Impossible_llm / perplexities /run_experiments.sh
Yaning1001's picture
Add files using upload-large-folder tool
94011a1 verified
#!/bin/bash
# 定义参数列表
test_perturbations=("reverse_full")
checkpoints=("checkpoint-500" "checkpoint-1000" "checkpoint-1500" "checkpoint-2000" "checkpoint-2500" "checkpoint-3000"
"checkpoint-3500" "checkpoint-4000" "checkpoint-4500" "checkpoint-5000" "checkpoint-5500" "checkpoint-6000"
"checkpoint-6500" "checkpoint-7000" "checkpoint-7500" "checkpoint-8000" "checkpoint-8500" "checkpoint-9000"
"checkpoint-9500" "checkpoint-10000" "checkpoint-11500")
random_seeds=(1 2 3 4 5)
gpus=(1 2 3 4 5 6 7) # 使用指定的 GPU
# 初始化任务索引
task_index=0
total_combinations=$((${#test_perturbations[@]} * ${#checkpoints[@]} * ${#random_seeds[@]}))
# 检查指定 GPU 是否空闲
is_gpu_free() {
gpu_id=$1
utilization=$(nvidia-smi -i $gpu_id --query-gpu=utilization.gpu --format=csv,noheader,nounits)

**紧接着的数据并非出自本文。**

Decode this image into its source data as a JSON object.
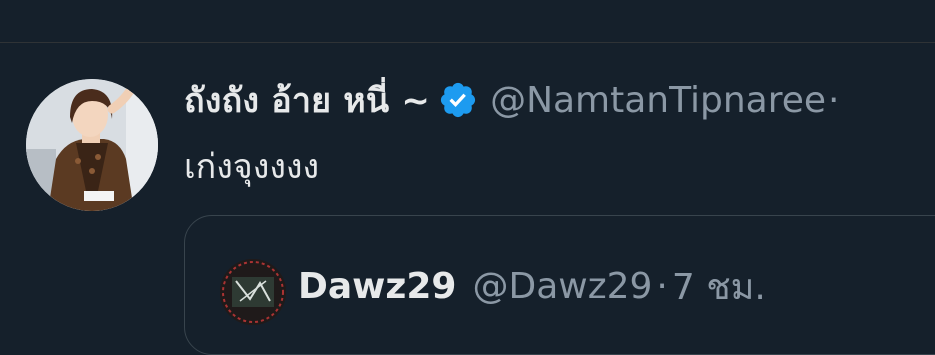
{
  "colors": {
    "background": "#15202b",
    "primary_text": "#e7e9ea",
    "secondary_text": "#8b98a5",
    "verified_badge": "#1d9bf0",
    "border": "#38444d"
  },
  "tweet": {
    "display_name": "ถังถัง อ้าย หนี่ ~",
    "verified_icon": "verified-badge-icon",
    "handle": "@NamtanTipnaree",
    "separator": "·",
    "text": "เก่งจุงงงง"
  },
  "quoted_tweet": {
    "display_name": "Dawz29",
    "handle": "@Dawz29",
    "separator": "·",
    "time": "7 ชม."
  }
}
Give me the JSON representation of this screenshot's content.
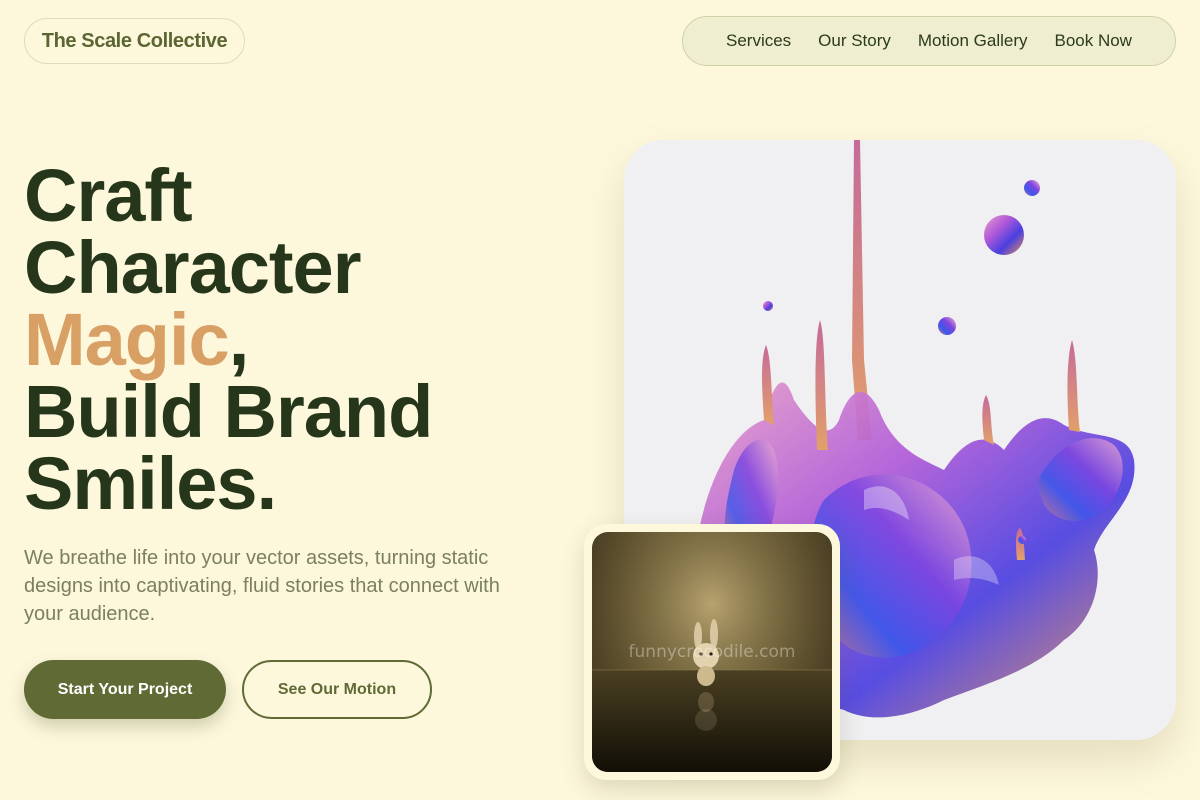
{
  "brand": {
    "name": "The Scale Collective"
  },
  "nav": {
    "items": [
      {
        "label": "Services"
      },
      {
        "label": "Our Story"
      },
      {
        "label": "Motion Gallery"
      },
      {
        "label": "Book Now"
      }
    ]
  },
  "hero": {
    "headline": {
      "line1": "Craft",
      "line2": "Character",
      "accent_word": "Magic",
      "accent_suffix": ",",
      "line4": "Build Brand",
      "line5": "Smiles."
    },
    "subtitle": "We breathe life into your vector assets, turning static designs into captivating, fluid stories that connect with your audience.",
    "primary_cta": "Start Your Project",
    "secondary_cta": "See Our Motion"
  },
  "media": {
    "thumb_watermark": "funnycrocodile.com"
  },
  "colors": {
    "background": "#fdf7dc",
    "primary": "#5f6a35",
    "headline": "#26361a",
    "accent": "#d9a066"
  }
}
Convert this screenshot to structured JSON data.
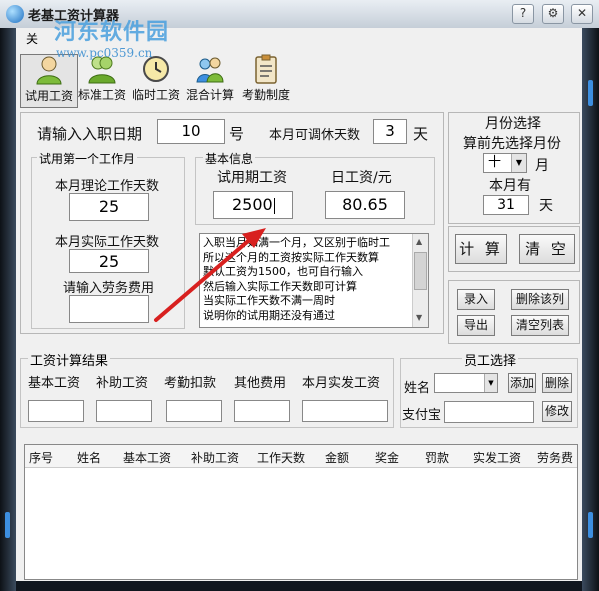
{
  "window": {
    "title": "老基工资计算器",
    "watermark": "河东软件园",
    "watermark_url": "www.pc0359.cn"
  },
  "menu": {
    "label": "关"
  },
  "toolbar": {
    "items": [
      {
        "label": "试用工资",
        "icon": "user-icon",
        "active": true
      },
      {
        "label": "标准工资",
        "icon": "users-icon",
        "active": false
      },
      {
        "label": "临时工资",
        "icon": "clock-icon",
        "active": false
      },
      {
        "label": "混合计算",
        "icon": "group-icon",
        "active": false
      },
      {
        "label": "考勤制度",
        "icon": "clipboard-icon",
        "active": false
      }
    ]
  },
  "entry": {
    "date_label": "请输入入职日期",
    "date_value": "10",
    "date_unit": "号",
    "rest_label": "本月可调休天数",
    "rest_value": "3",
    "rest_unit": "天"
  },
  "first_month": {
    "title": "试用第一个工作月",
    "theory_label": "本月理论工作天数",
    "theory_value": "25",
    "actual_label": "本月实际工作天数",
    "actual_value": "25",
    "labor_label": "请输入劳务费用",
    "labor_value": ""
  },
  "basic_info": {
    "title": "基本信息",
    "trial_label": "试用期工资",
    "trial_value": "2500",
    "daily_label": "日工资/元",
    "daily_value": "80.65",
    "notes": [
      "入职当月如满一个月，又区别于临时工",
      "所以这个月的工资按实际工作天数算",
      "默认工资为1500，也可自行输入",
      "然后输入实际工作天数即可计算",
      "当实际工作天数不满一周时",
      "说明你的试用期还没有通过"
    ]
  },
  "month_select": {
    "title": "月份选择",
    "hint": "算前先选择月份",
    "month_value": "十",
    "month_unit": "月",
    "days_label": "本月有",
    "days_value": "31",
    "days_unit": "天"
  },
  "actions": {
    "calc": "计 算",
    "clear": "清 空",
    "record": "录入",
    "delete_row": "删除该列",
    "export": "导出",
    "clear_list": "清空列表"
  },
  "result": {
    "title": "工资计算结果",
    "fields": [
      {
        "label": "基本工资",
        "value": ""
      },
      {
        "label": "补助工资",
        "value": ""
      },
      {
        "label": "考勤扣款",
        "value": ""
      },
      {
        "label": "其他费用",
        "value": ""
      },
      {
        "label": "本月实发工资",
        "value": ""
      }
    ]
  },
  "employee": {
    "title": "员工选择",
    "name_label": "姓名",
    "name_value": "",
    "add": "添加",
    "delete": "删除",
    "alipay_label": "支付宝",
    "alipay_value": "",
    "edit": "修改"
  },
  "table": {
    "columns": [
      "序号",
      "姓名",
      "基本工资",
      "补助工资",
      "工作天数",
      "金额",
      "奖金",
      "罚款",
      "实发工资",
      "劳务费"
    ],
    "rows": []
  },
  "colors": {
    "accent": "#3d8fe0",
    "arrow": "#d8201f",
    "frame": "#1f2d3d"
  }
}
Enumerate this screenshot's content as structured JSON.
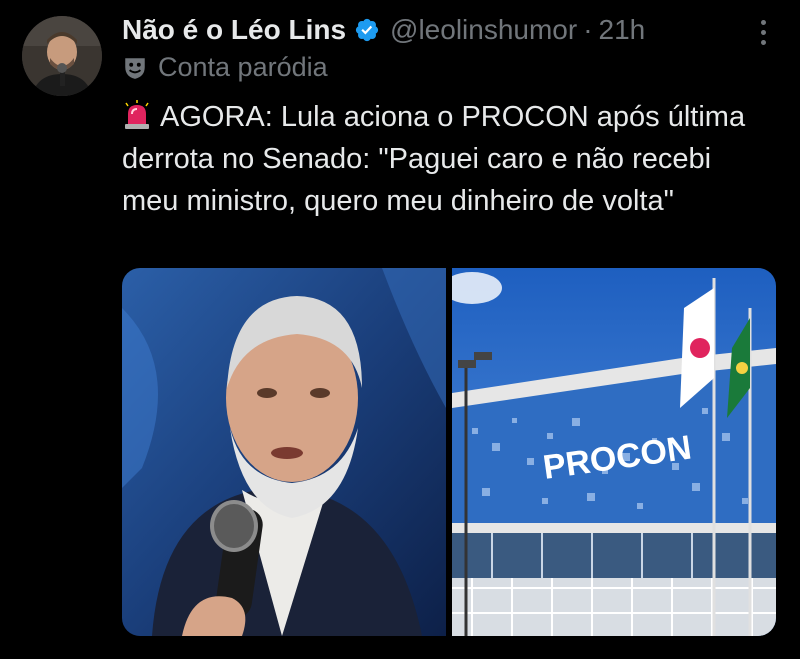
{
  "tweet": {
    "display_name": "Não é o Léo Lins",
    "verified_icon": "verified-badge-icon",
    "handle": "@leolinshumor",
    "separator": "·",
    "time": "21h",
    "label_icon": "theater-mask-icon",
    "label": "Conta paródia",
    "text_prefix_icon": "siren-icon",
    "text": "AGORA: Lula aciona o PROCON após última derrota no Senado: \"Paguei caro e não recebi meu ministro, quero meu dinheiro de volta\"",
    "images": [
      {
        "description_icon": "photo-man-microphone"
      },
      {
        "sign_text": "PROCON"
      }
    ]
  },
  "colors": {
    "background": "#000000",
    "text_primary": "#e7e9ea",
    "text_secondary": "#71767b",
    "verified": "#1d9bf0"
  }
}
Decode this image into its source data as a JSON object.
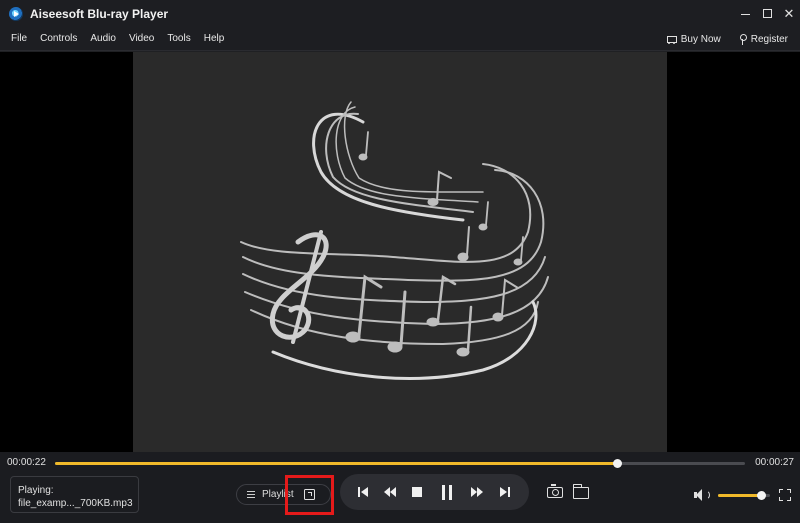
{
  "window": {
    "title": "Aiseesoft Blu-ray Player"
  },
  "menu": {
    "items": [
      {
        "label": "File"
      },
      {
        "label": "Controls"
      },
      {
        "label": "Audio"
      },
      {
        "label": "Video"
      },
      {
        "label": "Tools"
      },
      {
        "label": "Help"
      }
    ],
    "buy_now": "Buy Now",
    "register": "Register"
  },
  "playback": {
    "current_time": "00:00:22",
    "total_time": "00:00:27",
    "progress": 0.815,
    "volume": 0.83
  },
  "now_playing": {
    "label": "Playing:",
    "file": "file_examp..._700KB.mp3"
  },
  "playlist": {
    "label": "Playlist"
  },
  "colors": {
    "accent": "#f0b92a",
    "highlight": "#e51a1a",
    "background": "#1b1c20"
  }
}
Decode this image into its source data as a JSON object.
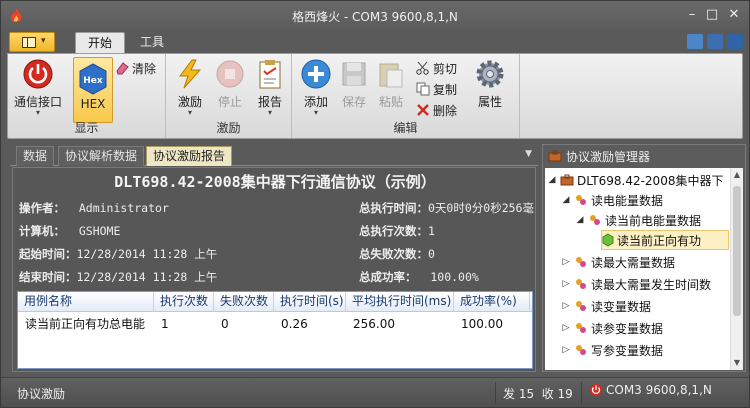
{
  "window": {
    "title": "格西烽火 - COM3  9600,8,1,N",
    "controls": [
      "minimize-icon",
      "maximize-icon",
      "close-icon"
    ]
  },
  "ribbon_tabs": [
    "开始",
    "工具"
  ],
  "ribbon_tab_active": "开始",
  "ribbon": {
    "display_group": {
      "label": "显示",
      "comm_port_label": "通信接口",
      "hex_label": "HEX",
      "hex_icon_text": "Hex",
      "clear_label": "清除"
    },
    "stimulus_group": {
      "label": "激励",
      "stimulus_label": "激励",
      "stop_label": "停止",
      "report_label": "报告"
    },
    "edit_group": {
      "label": "编辑",
      "add_label": "添加",
      "save_label": "保存",
      "paste_label": "粘贴",
      "cut_label": "剪切",
      "copy_label": "复制",
      "delete_label": "删除",
      "properties_label": "属性"
    }
  },
  "doc_tabs": [
    "数据",
    "协议解析数据",
    "协议激励报告"
  ],
  "doc_tab_active": "协议激励报告",
  "report": {
    "title": "DLT698.42-2008集中器下行通信协议（示例）",
    "operator_label": "操作者：",
    "operator": "Administrator",
    "computer_label": "计算机：",
    "computer": "GSHOME",
    "start_label": "起始时间：",
    "start": "12/28/2014 11:28 上午",
    "end_label": "结束时间：",
    "end": "12/28/2014 11:28 上午",
    "total_time_label": "总执行时间：",
    "total_time": "0天0时0分0秒256毫",
    "total_count_label": "总执行次数：",
    "total_count": "1",
    "fail_count_label": "总失败次数：",
    "fail_count": "0",
    "success_rate_label": "总成功率：",
    "success_rate": "100.00%"
  },
  "table": {
    "columns": [
      "用例名称",
      "执行次数",
      "失败次数",
      "执行时间(s)",
      "平均执行时间(ms)",
      "成功率(%)"
    ],
    "rows": [
      [
        "读当前正向有功总电能",
        "1",
        "0",
        "0.26",
        "256.00",
        "100.00"
      ]
    ]
  },
  "manager": {
    "title": "协议激励管理器",
    "tree": [
      {
        "label": "DLT698.42-2008集中器下",
        "level": 0,
        "expanded": true
      },
      {
        "label": "读电能量数据",
        "level": 1,
        "expanded": true
      },
      {
        "label": "读当前电能量数据",
        "level": 2,
        "expanded": true
      },
      {
        "label": "读当前正向有功",
        "level": 3,
        "selected": true
      },
      {
        "label": "读最大需量数据",
        "level": 1,
        "expanded": false
      },
      {
        "label": "读最大需量发生时间数",
        "level": 1,
        "expanded": false
      },
      {
        "label": "读变量数据",
        "level": 1,
        "expanded": false
      },
      {
        "label": "读参变量数据",
        "level": 1,
        "expanded": false
      },
      {
        "label": "写参变量数据",
        "level": 1,
        "expanded": false
      }
    ]
  },
  "status": {
    "mode": "协议激励",
    "sent": "发 15",
    "received": "收 19",
    "port": "COM3  9600,8,1,N"
  },
  "colors": {
    "accent_orange": "#f0b628",
    "power_red": "#d42a1f",
    "selection": "#fdf0c4"
  }
}
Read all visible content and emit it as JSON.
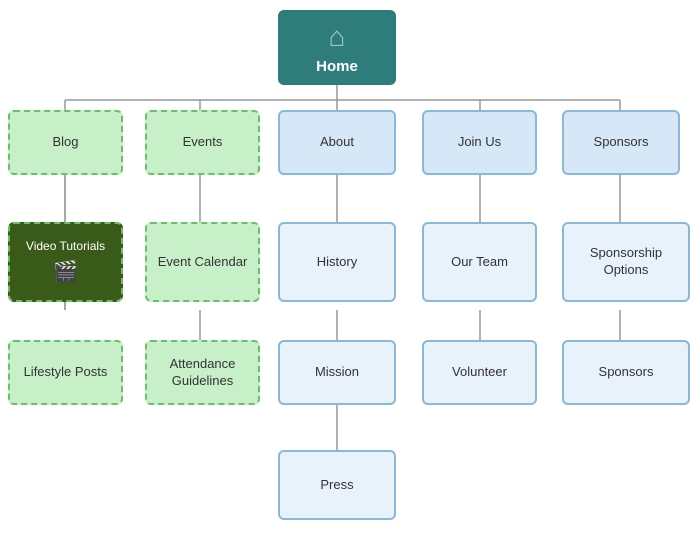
{
  "nodes": {
    "home": {
      "label": "Home",
      "icon": "🏠"
    },
    "blog": {
      "label": "Blog"
    },
    "events": {
      "label": "Events"
    },
    "about": {
      "label": "About"
    },
    "join_us": {
      "label": "Join Us"
    },
    "sponsors": {
      "label": "Sponsors"
    },
    "video_tutorials": {
      "label": "Video Tutorials",
      "icon": "🎬"
    },
    "lifestyle_posts": {
      "label": "Lifestyle Posts"
    },
    "event_calendar": {
      "label": "Event Calendar"
    },
    "attendance_guidelines": {
      "label": "Attendance Guidelines"
    },
    "history": {
      "label": "History"
    },
    "mission": {
      "label": "Mission"
    },
    "press": {
      "label": "Press"
    },
    "our_team": {
      "label": "Our Team"
    },
    "volunteer": {
      "label": "Volunteer"
    },
    "sponsorship_options": {
      "label": "Sponsorship Options"
    },
    "sponsors_sub": {
      "label": "Sponsors"
    }
  }
}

if [ "$utilization" -lt 10 ]; then
return 0 # GPU is free
else
return 1 # GPU is busy
fi
}
# 获取参数组合的函数
get_next_task() {
perturbation=${test_perturbations[$((task_index % ${#test_perturbations[@]}))]}
checkpoint=${checkpoints[$(((task_index / ${#test_perturbations[@]}) % ${#checkpoints[@]}))]}
seed=${random_seeds[$(((task_index / (${#test_perturbations[@]} * ${#checkpoints[@]})) % ${#random_seeds[@]}))]}
}
# 主循环
while [ $task_index -lt $total_combinations ]; do
for gpu in "${gpus[@]}"; do
if is_gpu_free $gpu; then
get_next_task
echo "Running experiment for $perturbation, $checkpoint, seed $seed on GPU $gpu"
CUDA_VISIBLE_DEVICES=$gpu python perplexities_qwen.py "$perturbation" "$checkpoint" "$seed" &
# 增加任务索引
task_index=$((task_index + 1))
# 启动下一个任务或退出
if [ $task_index -ge $total_combinations ]; then
break
fi
fi
done
# 等待当前所有后台任务结束(每个 GPU 一个任务)
wait
sleep 5 # 短暂睡眠后继续检查 GPU
done